A common notion is that debug builds can and should carry as much debugging overhead as one can possibly scram in – after all, the point in debug builds is exactly this, debug, and you should never care about their performance. After too many cases of slow-to-the-extent-of-utterly-unworkable builds, I respectfully disagree. In this and the next post, a few techniques to make debug builds run faster are laid out.
Introducing the Windows Debug Heap
As many, many, have already discovered – the WDH is a big deal as far as performance goes, and yet MSDN is unusually terse about it. The HeapSetInformation page says:
When a process is run under any debugger, certain heap debug options are automatically enabled for all heaps in the process. These heap debug options prevent the use of the LFH. To enable the low-fragmentation heap when running under a debugger, set the _NO_DEBUG_HEAP environment variable to 1.
And in some arcane corner of the WinDBG documentation:
Processes that the debugger creates (also known as spawned processes) behave slightly differently than processes that the debugger does not create.
Instead of using the standard heap API, processes that the debugger creates use a special debug heap. You can force a spawned process to use the standard heap instead of the debug heap by using the _NO_DEBUG_HEAP environment variable or the -hd command-line option.
(While the latter was written for windbg, everything except the –hd switch holds equally for VS).
What are these ‘certain heap debug options’? What is the price in performance? Can the WDH be avoided altogether? Stay tuned.
Creating and Avoiding the WDH
The debugger itself calls IDebugClient5::CreateProcess2 which creates a debuggee process with WDH by default. The WDH creation can be bypassed by specifying DEBUG_CREATE_PROCESS_NO_DEBUG_HEAP in the options argument, and the MS debuggers do exactly that when the aforementioned environment variable _NO_DEBUG_HEAP exists and is set to 1.
( I suspect the underlying appartus is that CreateProcess with the DEBUG_PROCESS flag causes windows to check the environment variable _NO_DEBUG_HEAP and decide which process heaps to create, but I didn’t verify).
You can set this environment variable either globally for the machine (as I do) or in a specific debug session via the project properties:
What the WDH Does
- The only documented effect is disabling the LFH – which makes sense, as these are mutually exclusive heap layouts. You do lose some speedups by dropping the LFH but by and large this is a negligible factor compared to the others.

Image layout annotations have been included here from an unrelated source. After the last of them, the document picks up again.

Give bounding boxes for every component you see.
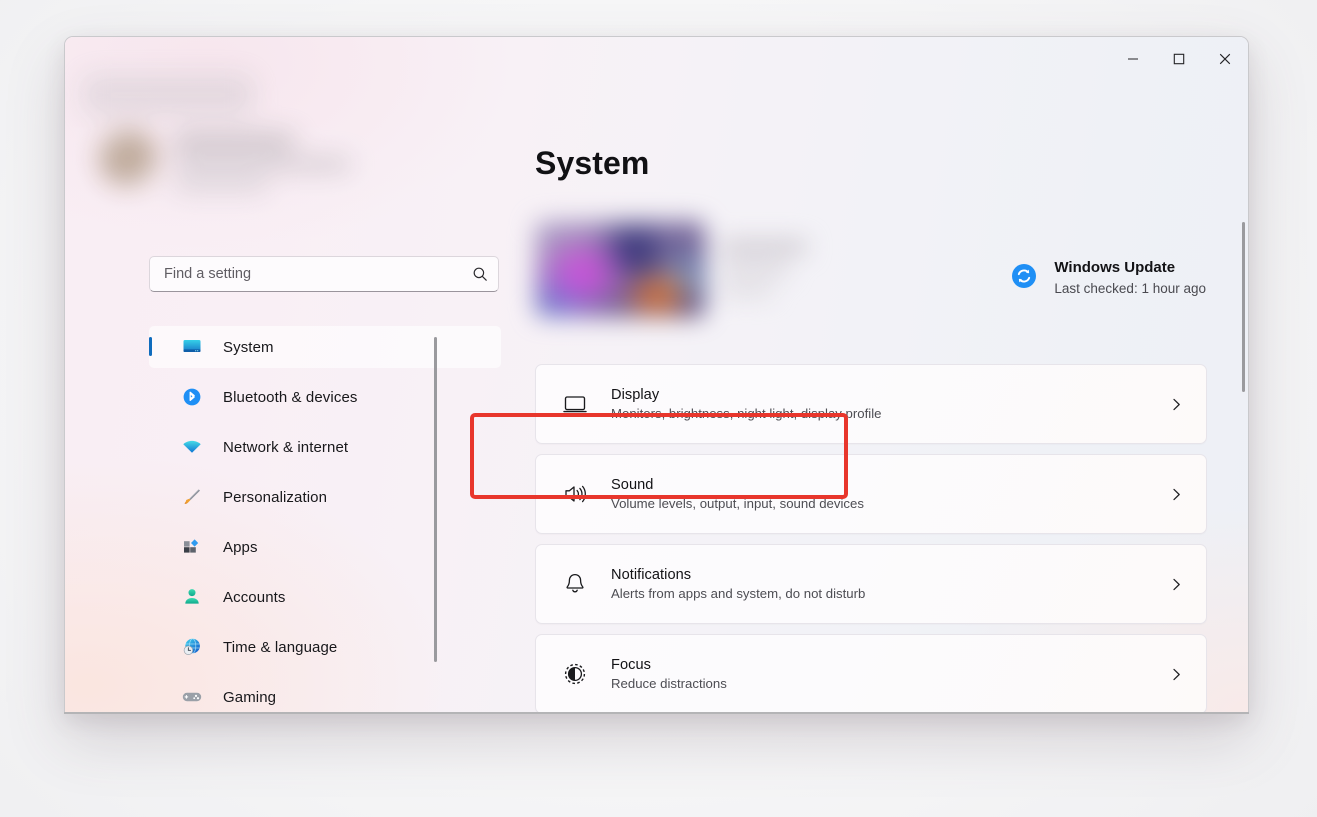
sidebar-item-apps[interactable]: Apps [149, 526, 501, 568]
chevron-right-icon [1169, 397, 1184, 412]
sidebar-item-time-language[interactable]: Time & language [149, 626, 501, 668]
sidebar-item-network-internet[interactable]: Network & internet [149, 426, 501, 468]
maximize-button[interactable] [1156, 37, 1202, 81]
card-subtitle: Volume levels, output, input, sound devi… [611, 496, 864, 511]
sidebar-item-label: Personalization [223, 488, 328, 506]
card-subtitle: Monitors, brightness, night light, displ… [611, 406, 882, 421]
card-title: Sound [611, 477, 654, 493]
card-text: Display Monitors, brightness, night ligh… [611, 387, 1169, 421]
gamepad-icon [181, 686, 203, 708]
content-scrollbar[interactable] [1242, 222, 1245, 392]
chevron-right-icon [1169, 487, 1184, 502]
card-subtitle: Alerts from apps and system, do not dist… [611, 586, 866, 601]
windows-update-title: Windows Update [1054, 259, 1176, 276]
card-subtitle: Reduce distractions [611, 676, 727, 691]
sidebar-item-accounts[interactable]: Accounts [149, 576, 501, 618]
sidebar-item-personalization[interactable]: Personalization [149, 476, 501, 518]
settings-card-focus[interactable]: Focus Reduce distractions [535, 634, 1207, 713]
card-title: Display [611, 387, 660, 403]
sidebar-item-label: System [223, 338, 274, 356]
sidebar-item-label: Time & language [223, 638, 338, 656]
device-model-redacted [721, 265, 789, 275]
device-rename-redacted [721, 287, 773, 296]
device-name-redacted [721, 241, 807, 253]
sidebar-item-label: Apps [223, 538, 258, 556]
card-text: Focus Reduce distractions [611, 657, 1169, 691]
profile-meta-redacted [173, 181, 269, 191]
settings-card-sound[interactable]: Sound Volume levels, output, input, soun… [535, 454, 1207, 534]
apps-icon [181, 536, 203, 558]
minimize-button[interactable] [1110, 37, 1156, 81]
sidebar-item-label: Network & internet [223, 438, 349, 456]
windows-update-last-checked: Last checked: 1 hour ago [1054, 281, 1206, 297]
sidebar-item-bluetooth-devices[interactable]: Bluetooth & devices [149, 376, 501, 418]
close-button[interactable] [1202, 37, 1248, 81]
monitor-outline-icon [560, 389, 590, 419]
monitor-icon [181, 336, 203, 358]
person-icon [181, 586, 203, 608]
card-text: Sound Volume levels, output, input, soun… [611, 477, 1169, 511]
bluetooth-icon [181, 386, 203, 408]
avatar [99, 129, 157, 187]
title-bar [65, 37, 1248, 83]
page-title: System [535, 145, 650, 181]
main-content: System Windows Update Last checked: 1 ho… [441, 83, 1248, 713]
search-box[interactable] [149, 256, 499, 292]
user-profile-blurred[interactable] [65, 75, 425, 233]
focus-icon [560, 659, 590, 689]
sidebar-scrollbar[interactable] [434, 337, 437, 662]
wallpaper-thumbnail [535, 221, 705, 317]
profile-name-redacted [173, 135, 295, 148]
sidebar-item-label: Bluetooth & devices [223, 388, 358, 406]
sidebar-nav: System Bluetooth & devices Network & int… [149, 326, 501, 713]
sync-icon [1010, 262, 1038, 295]
sidebar-item-label: Accounts [223, 588, 286, 606]
device-banner-blurred [521, 211, 821, 329]
card-title: Focus [611, 657, 651, 673]
chevron-right-icon [1169, 577, 1184, 592]
bell-icon [560, 569, 590, 599]
card-title: Notifications [611, 567, 692, 583]
settings-card-notifications[interactable]: Notifications Alerts from apps and syste… [535, 544, 1207, 624]
clock-globe-icon [181, 636, 203, 658]
sidebar: System Bluetooth & devices [65, 37, 501, 713]
sidebar-item-system[interactable]: System [149, 326, 501, 368]
paintbrush-icon [181, 486, 203, 508]
search-input[interactable] [164, 266, 472, 282]
sidebar-item-gaming[interactable]: Gaming [149, 676, 501, 713]
chevron-right-icon [1169, 667, 1184, 682]
wifi-icon [181, 436, 203, 458]
profile-email-redacted [173, 159, 351, 170]
settings-card-display[interactable]: Display Monitors, brightness, night ligh… [535, 364, 1207, 444]
card-text: Notifications Alerts from apps and syste… [611, 567, 1169, 601]
settings-card-list: Display Monitors, brightness, night ligh… [535, 364, 1207, 713]
settings-window: System Bluetooth & devices [64, 36, 1249, 713]
search-icon [472, 266, 488, 282]
windows-update-text: Windows Update Last checked: 1 hour ago [1054, 258, 1206, 298]
windows-update-status[interactable]: Windows Update Last checked: 1 hour ago [1010, 258, 1206, 298]
speaker-icon [560, 479, 590, 509]
sidebar-item-label: Gaming [223, 688, 277, 706]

2. On every allocation the memory manager initializes every allocated DWORD to 0xbaadfood, and on every deallocation sets the memory to 0xfeeefeee – in addition to some bookkeeping just after the allocated chunk. Here’s the normal view:
And here’s the view with _NO_DEBUG_HEAP=1:
These magic numbers can help in some debugging scenarios – use of uninitialized heap memory, and usage after free – but truth be told, they rarely do. Here are some more details. Most of the extra time, however, is not spent there.
3. On every memory operation, the WDH walks the heap and checks for integrity! To observe, add some corruption:
Now run again with _NO_DEBUG_HEAP set to 1 – and watch the assertion vanish.

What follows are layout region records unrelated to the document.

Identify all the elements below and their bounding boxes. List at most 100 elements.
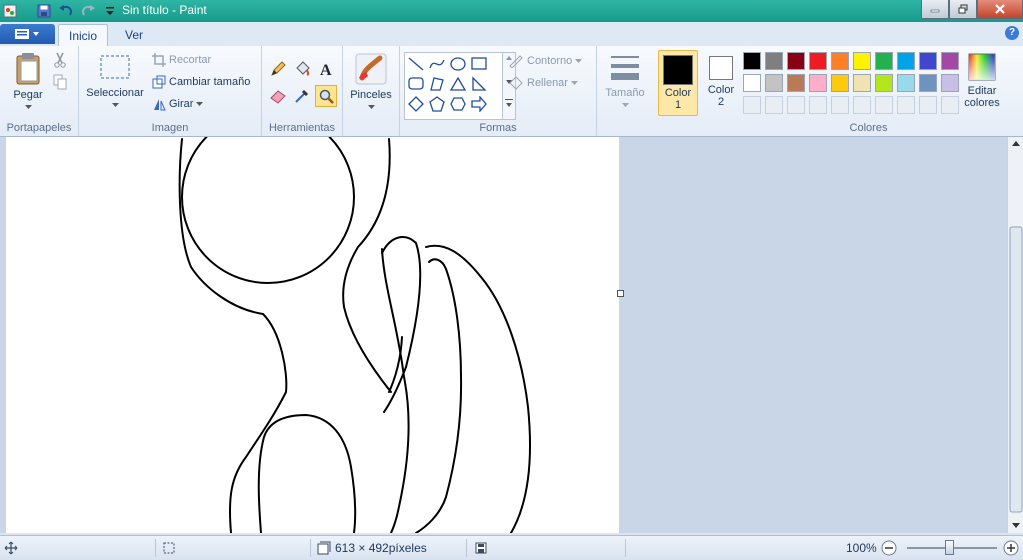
select-button[interactable]: Seleccionar: [83, 52, 147, 111]
palette-swatch[interactable]: [941, 52, 959, 70]
outline-icon: [509, 55, 523, 68]
selection-rectangle-icon: [100, 55, 130, 79]
brushes-button[interactable]: Pinceles: [349, 52, 393, 113]
palette-empty-slot[interactable]: [831, 96, 849, 114]
palette-swatch[interactable]: [897, 74, 915, 92]
drawing-canvas[interactable]: [6, 137, 619, 533]
pencil-icon: [271, 61, 286, 76]
zoom-level: 100%: [846, 541, 877, 555]
outline-button[interactable]: Contorno: [508, 54, 583, 68]
palette-swatch[interactable]: [875, 52, 893, 70]
canvas-resize-handle[interactable]: [617, 290, 624, 297]
palette-empty-slot[interactable]: [853, 96, 871, 114]
palette-empty-slot[interactable]: [809, 96, 827, 114]
pentagon-shape-icon[interactable]: [428, 95, 446, 113]
palette-swatch[interactable]: [765, 74, 783, 92]
oval-shape-icon[interactable]: [449, 55, 467, 73]
zoom-in-button[interactable]: [1003, 540, 1019, 556]
diamond-shape-icon[interactable]: [407, 95, 425, 113]
palette-swatch[interactable]: [765, 52, 783, 70]
vertical-scrollbar[interactable]: [1007, 137, 1023, 533]
status-bar: 613 × 492píxeles 100%: [0, 535, 1023, 560]
image-group-label: Imagen: [151, 122, 189, 134]
color-picker-tool[interactable]: [292, 86, 312, 106]
file-size-icon: [474, 541, 488, 555]
palette-empty-slot[interactable]: [765, 96, 783, 114]
crop-button[interactable]: Recortar: [152, 53, 211, 67]
curve-shape-icon[interactable]: [428, 55, 446, 73]
minimize-button[interactable]: [921, 0, 949, 19]
palette-swatch[interactable]: [809, 52, 827, 70]
canvas-workspace: [0, 137, 1007, 533]
palette-swatch[interactable]: [831, 52, 849, 70]
edit-colors-button[interactable]: Editar colores: [962, 52, 1002, 109]
hexagon-shape-icon[interactable]: [449, 95, 467, 113]
palette-swatch[interactable]: [941, 74, 959, 92]
brushes-group: Pinceles: [343, 46, 400, 136]
cursor-position-icon: [4, 541, 18, 555]
line-shape-icon[interactable]: [407, 55, 425, 73]
rotate-button[interactable]: Girar: [152, 97, 204, 111]
magnifier-tool[interactable]: [315, 85, 337, 107]
file-menu-button[interactable]: [0, 24, 55, 44]
palette-swatch[interactable]: [919, 52, 937, 70]
palette-swatch[interactable]: [809, 74, 827, 92]
tab-view[interactable]: Ver: [115, 24, 153, 46]
zoom-out-button[interactable]: [881, 540, 897, 556]
sketch-outer-body: [178, 138, 288, 533]
fill-button[interactable]: Rellenar: [508, 76, 578, 90]
sketch-wing-right-inner: [415, 258, 463, 533]
palette-swatch[interactable]: [919, 74, 937, 92]
right-triangle-shape-icon[interactable]: [470, 75, 488, 93]
color2-button[interactable]: Color 2: [701, 50, 741, 116]
help-icon[interactable]: ?: [1005, 26, 1019, 40]
paste-button[interactable]: Pegar: [8, 52, 48, 113]
arrow-shape-icon[interactable]: [470, 95, 488, 113]
rectangle-shape-icon[interactable]: [470, 55, 488, 73]
copy-button[interactable]: [53, 74, 67, 90]
restore-button[interactable]: [949, 0, 977, 19]
palette-empty-slot[interactable]: [875, 96, 893, 114]
palette-swatch[interactable]: [875, 74, 893, 92]
palette-swatch[interactable]: [787, 74, 805, 92]
tab-home[interactable]: Inicio: [58, 24, 109, 47]
close-button[interactable]: [977, 0, 1023, 19]
rounded-rectangle-shape-icon[interactable]: [407, 75, 425, 93]
sketch-inner-shape: [257, 414, 357, 533]
size-button[interactable]: Tamaño: [601, 54, 649, 111]
palette-swatch[interactable]: [831, 74, 849, 92]
crop-label: Recortar: [169, 54, 212, 66]
eraser-tool[interactable]: [268, 86, 288, 106]
color1-fill: [664, 56, 692, 84]
scissors-icon: [54, 52, 66, 68]
eraser-icon: [270, 90, 286, 104]
cut-button[interactable]: [53, 52, 67, 68]
undo-icon[interactable]: [58, 3, 74, 19]
line-width-icon: [611, 56, 639, 80]
text-tool[interactable]: A: [316, 59, 336, 79]
pencil-tool[interactable]: [268, 59, 288, 79]
palette-swatch[interactable]: [853, 74, 871, 92]
fill-tool[interactable]: [292, 59, 312, 79]
palette-swatch[interactable]: [853, 52, 871, 70]
palette-swatch[interactable]: [743, 52, 761, 70]
zoom-slider-thumb[interactable]: [945, 540, 954, 555]
redo-icon[interactable]: [80, 3, 96, 19]
select-dropdown-icon: [111, 103, 119, 107]
palette-empty-slot[interactable]: [919, 96, 937, 114]
palette-empty-slot[interactable]: [941, 96, 959, 114]
resize-button[interactable]: Cambiar tamaño: [152, 75, 250, 89]
customize-toolbar-dropdown-icon[interactable]: [102, 3, 118, 19]
palette-swatch[interactable]: [787, 52, 805, 70]
palette-empty-slot[interactable]: [787, 96, 805, 114]
polygon-shape-icon[interactable]: [428, 75, 446, 93]
palette-swatch[interactable]: [897, 52, 915, 70]
palette-empty-slot[interactable]: [897, 96, 915, 114]
paint-app-icon[interactable]: [2, 3, 18, 19]
triangle-shape-icon[interactable]: [449, 75, 467, 93]
palette-swatch[interactable]: [743, 74, 761, 92]
save-icon[interactable]: [36, 3, 52, 19]
palette-empty-slot[interactable]: [743, 96, 761, 114]
color1-button[interactable]: Color 1: [658, 50, 698, 116]
resize-label: Cambiar tamaño: [169, 76, 251, 88]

Err, this stuff actually sounds useful. Sure I should I disable it?
For regular C++ applications – beyond a doubt, yes.
the CRT delivers identical functionality, on top of the windows debug heap, with different magic numbers: 0xcdcdcdcd for fresh allocations and 0xdddddddd for freed memory. If you leave the WDH on you’re initializing memory chunks twice – and worse, checking heap integrity – for each allocation. In regular development scenarios WDH is just empty, very expensive overhead.

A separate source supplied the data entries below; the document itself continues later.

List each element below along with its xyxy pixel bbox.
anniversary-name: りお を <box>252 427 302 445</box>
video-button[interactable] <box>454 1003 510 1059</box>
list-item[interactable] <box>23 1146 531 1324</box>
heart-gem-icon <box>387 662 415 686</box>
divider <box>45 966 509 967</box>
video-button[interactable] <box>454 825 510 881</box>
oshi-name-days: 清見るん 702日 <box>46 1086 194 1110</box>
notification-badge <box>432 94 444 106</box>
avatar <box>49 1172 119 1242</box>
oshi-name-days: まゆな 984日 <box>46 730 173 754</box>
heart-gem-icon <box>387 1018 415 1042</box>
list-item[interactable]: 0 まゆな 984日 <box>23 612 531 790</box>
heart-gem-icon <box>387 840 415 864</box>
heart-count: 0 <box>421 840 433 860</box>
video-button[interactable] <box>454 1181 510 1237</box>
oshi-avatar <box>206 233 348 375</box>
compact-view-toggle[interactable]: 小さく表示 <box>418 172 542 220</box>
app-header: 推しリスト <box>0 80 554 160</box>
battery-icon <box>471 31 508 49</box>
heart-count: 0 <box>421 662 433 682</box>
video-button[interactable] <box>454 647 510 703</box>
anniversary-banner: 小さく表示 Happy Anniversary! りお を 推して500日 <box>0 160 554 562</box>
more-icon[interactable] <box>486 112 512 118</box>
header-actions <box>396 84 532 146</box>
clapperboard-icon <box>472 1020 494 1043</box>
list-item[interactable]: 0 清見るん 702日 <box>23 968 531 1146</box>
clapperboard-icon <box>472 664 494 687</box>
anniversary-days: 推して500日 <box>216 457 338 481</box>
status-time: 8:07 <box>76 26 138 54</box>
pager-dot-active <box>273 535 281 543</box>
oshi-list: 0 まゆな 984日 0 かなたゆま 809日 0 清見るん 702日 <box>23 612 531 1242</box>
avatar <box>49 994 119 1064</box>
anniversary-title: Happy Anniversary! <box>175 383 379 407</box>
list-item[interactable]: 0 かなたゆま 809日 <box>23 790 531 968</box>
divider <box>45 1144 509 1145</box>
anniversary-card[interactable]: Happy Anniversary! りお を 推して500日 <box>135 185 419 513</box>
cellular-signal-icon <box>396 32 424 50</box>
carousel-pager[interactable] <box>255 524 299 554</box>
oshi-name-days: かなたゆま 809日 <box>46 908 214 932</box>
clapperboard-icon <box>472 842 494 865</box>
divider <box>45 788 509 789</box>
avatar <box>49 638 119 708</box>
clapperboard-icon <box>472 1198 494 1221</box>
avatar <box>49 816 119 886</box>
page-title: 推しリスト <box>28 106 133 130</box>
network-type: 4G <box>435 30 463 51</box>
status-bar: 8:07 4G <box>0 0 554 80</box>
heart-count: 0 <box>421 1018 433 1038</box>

By ‘regular’ C++ programs I mean those that don’t do anything fancy with the heap and just stick to the built in CRT heap. You can overload new/delete, as long as your overloads eventually call the shipped new/debug/malloc/free, or some dbg/aligned siblings.
One potential argument in favour of leaving the WDH on is that unlike the CRT debug heap the WDH is operational in release builds also, but (1) it is disabled for any launch outside a debugger anyway, (2) in the extremely unlikely case that you’d require memory integrity checks but don’t want to run a debug build, I would suggest just editing your debug configurations to include optimizations. (add /O2).
Oh, and in our applications setting _NO_DEBUG_HEAP=1 accelerated some runs by a factor of 10. Nough said.
Edit (Oct 6 2014):
Remarkably, 3 weeks after initially publishing this post it seems the VC team themselves agree. Beginning with VS “14”, the WDH will be opt-in, not opt-out – as it ought to be.